None have applied yet, but several are expected to soon, said Dr. Mark R. Dybul, the medical adviser to the office of Randall L. Tobias, the administration's global AIDS coordinator.

Several calls and messages to Ambassador Tobias's office asking for comment on the Lancet study were not returned.

Cipla was not involved in the Cameroon study, said Amar Lulla, the company's joint managing director, and he said he had not seen the Lancet article. But "it is not surprising," he said, after reading a copy. An unpublished study of 1,200 patients in India followed for two years "found that our drugs are clinically efficacious," he said.

Similar pills are made by Ranbaxy Laboratories Ltd., another Indian company. Companies in South Africa, Brazil and elsewhere are expected to follow suit.

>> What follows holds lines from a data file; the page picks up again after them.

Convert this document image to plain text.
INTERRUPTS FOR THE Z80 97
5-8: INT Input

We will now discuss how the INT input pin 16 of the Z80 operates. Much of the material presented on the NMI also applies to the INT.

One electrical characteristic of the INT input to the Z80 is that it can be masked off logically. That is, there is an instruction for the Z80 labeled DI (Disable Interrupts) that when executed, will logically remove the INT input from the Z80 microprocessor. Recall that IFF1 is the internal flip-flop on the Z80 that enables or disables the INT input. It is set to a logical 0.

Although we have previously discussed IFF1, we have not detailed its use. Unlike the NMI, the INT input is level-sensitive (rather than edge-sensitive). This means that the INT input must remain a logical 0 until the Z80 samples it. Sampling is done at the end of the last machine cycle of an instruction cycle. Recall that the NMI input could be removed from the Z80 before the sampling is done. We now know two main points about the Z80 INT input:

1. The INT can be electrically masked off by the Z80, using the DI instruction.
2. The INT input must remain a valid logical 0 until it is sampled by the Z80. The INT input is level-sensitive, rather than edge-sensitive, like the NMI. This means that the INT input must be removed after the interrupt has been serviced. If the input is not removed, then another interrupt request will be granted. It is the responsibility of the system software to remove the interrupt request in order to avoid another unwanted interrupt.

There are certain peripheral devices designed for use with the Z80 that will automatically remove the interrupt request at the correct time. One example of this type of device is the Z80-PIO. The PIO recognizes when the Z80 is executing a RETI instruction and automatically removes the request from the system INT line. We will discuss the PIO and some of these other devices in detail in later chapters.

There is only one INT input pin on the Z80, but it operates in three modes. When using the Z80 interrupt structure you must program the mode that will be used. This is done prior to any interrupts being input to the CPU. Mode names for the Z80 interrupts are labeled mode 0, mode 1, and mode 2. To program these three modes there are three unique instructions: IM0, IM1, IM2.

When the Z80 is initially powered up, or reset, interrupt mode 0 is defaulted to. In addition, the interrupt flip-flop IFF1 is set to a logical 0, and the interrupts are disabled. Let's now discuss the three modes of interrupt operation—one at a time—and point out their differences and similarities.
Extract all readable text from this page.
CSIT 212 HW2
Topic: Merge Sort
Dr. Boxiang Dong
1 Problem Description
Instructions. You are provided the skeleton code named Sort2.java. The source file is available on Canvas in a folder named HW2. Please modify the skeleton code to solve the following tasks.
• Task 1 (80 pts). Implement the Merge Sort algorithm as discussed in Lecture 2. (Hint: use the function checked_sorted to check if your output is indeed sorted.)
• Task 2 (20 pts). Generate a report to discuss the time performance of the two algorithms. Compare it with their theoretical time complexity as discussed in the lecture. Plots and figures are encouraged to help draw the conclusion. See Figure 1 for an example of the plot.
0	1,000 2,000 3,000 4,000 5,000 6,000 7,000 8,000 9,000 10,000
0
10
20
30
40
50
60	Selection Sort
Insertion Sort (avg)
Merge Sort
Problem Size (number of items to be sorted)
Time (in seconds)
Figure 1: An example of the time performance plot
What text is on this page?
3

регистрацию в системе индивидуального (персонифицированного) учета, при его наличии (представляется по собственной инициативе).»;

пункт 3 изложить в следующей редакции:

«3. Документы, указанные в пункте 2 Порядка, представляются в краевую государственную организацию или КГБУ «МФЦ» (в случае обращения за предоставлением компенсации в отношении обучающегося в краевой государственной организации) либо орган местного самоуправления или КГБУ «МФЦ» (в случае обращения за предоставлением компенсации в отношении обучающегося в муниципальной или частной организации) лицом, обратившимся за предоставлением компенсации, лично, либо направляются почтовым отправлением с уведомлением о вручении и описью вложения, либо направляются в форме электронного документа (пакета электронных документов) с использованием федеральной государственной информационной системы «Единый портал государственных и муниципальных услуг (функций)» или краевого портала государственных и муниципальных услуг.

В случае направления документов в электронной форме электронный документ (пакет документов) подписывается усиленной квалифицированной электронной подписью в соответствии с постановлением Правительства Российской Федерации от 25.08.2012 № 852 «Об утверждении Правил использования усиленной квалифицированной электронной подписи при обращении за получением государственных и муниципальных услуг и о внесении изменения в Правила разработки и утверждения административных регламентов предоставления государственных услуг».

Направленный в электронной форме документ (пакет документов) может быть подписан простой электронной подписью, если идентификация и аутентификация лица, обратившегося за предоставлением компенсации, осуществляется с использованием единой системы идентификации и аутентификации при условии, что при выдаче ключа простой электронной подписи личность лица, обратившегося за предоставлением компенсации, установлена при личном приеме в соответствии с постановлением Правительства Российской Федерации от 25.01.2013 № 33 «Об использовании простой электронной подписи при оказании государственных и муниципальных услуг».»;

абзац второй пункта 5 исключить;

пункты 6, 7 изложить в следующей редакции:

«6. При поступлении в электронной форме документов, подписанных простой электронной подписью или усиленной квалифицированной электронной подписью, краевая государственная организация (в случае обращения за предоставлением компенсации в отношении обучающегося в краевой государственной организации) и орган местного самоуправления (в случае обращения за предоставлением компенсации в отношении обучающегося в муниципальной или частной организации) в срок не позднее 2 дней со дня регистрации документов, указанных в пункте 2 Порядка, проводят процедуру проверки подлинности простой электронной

As of last month, Doctors Without Borders was treating 13,000 patients in poor countries with 3-in-1 pills made by Cipla or Ranbaxy.

"We're getting good results in weight gain, CD-4 rise and viral load," said Daniel Berman, co-director of the medical charity's campaign for access to inexpensive drugs.

The only brand-name antiretroviral in a 3-in-1 pill is GlaxoSmithKline's Trizivir, which the company concedes is not an ideal starting regimen because it consists of three drugs in the same class, instead of a mix of classes.

In the past, brand-name companies said they could not cooperate to combine their drugs into one pill out of fear of prosecution under antitrust laws. But when the Bush administration made its May 16 announcement, which also encouraged the development of 3-in-1 pills, five brand-name companies quickly said they would discuss collaborating.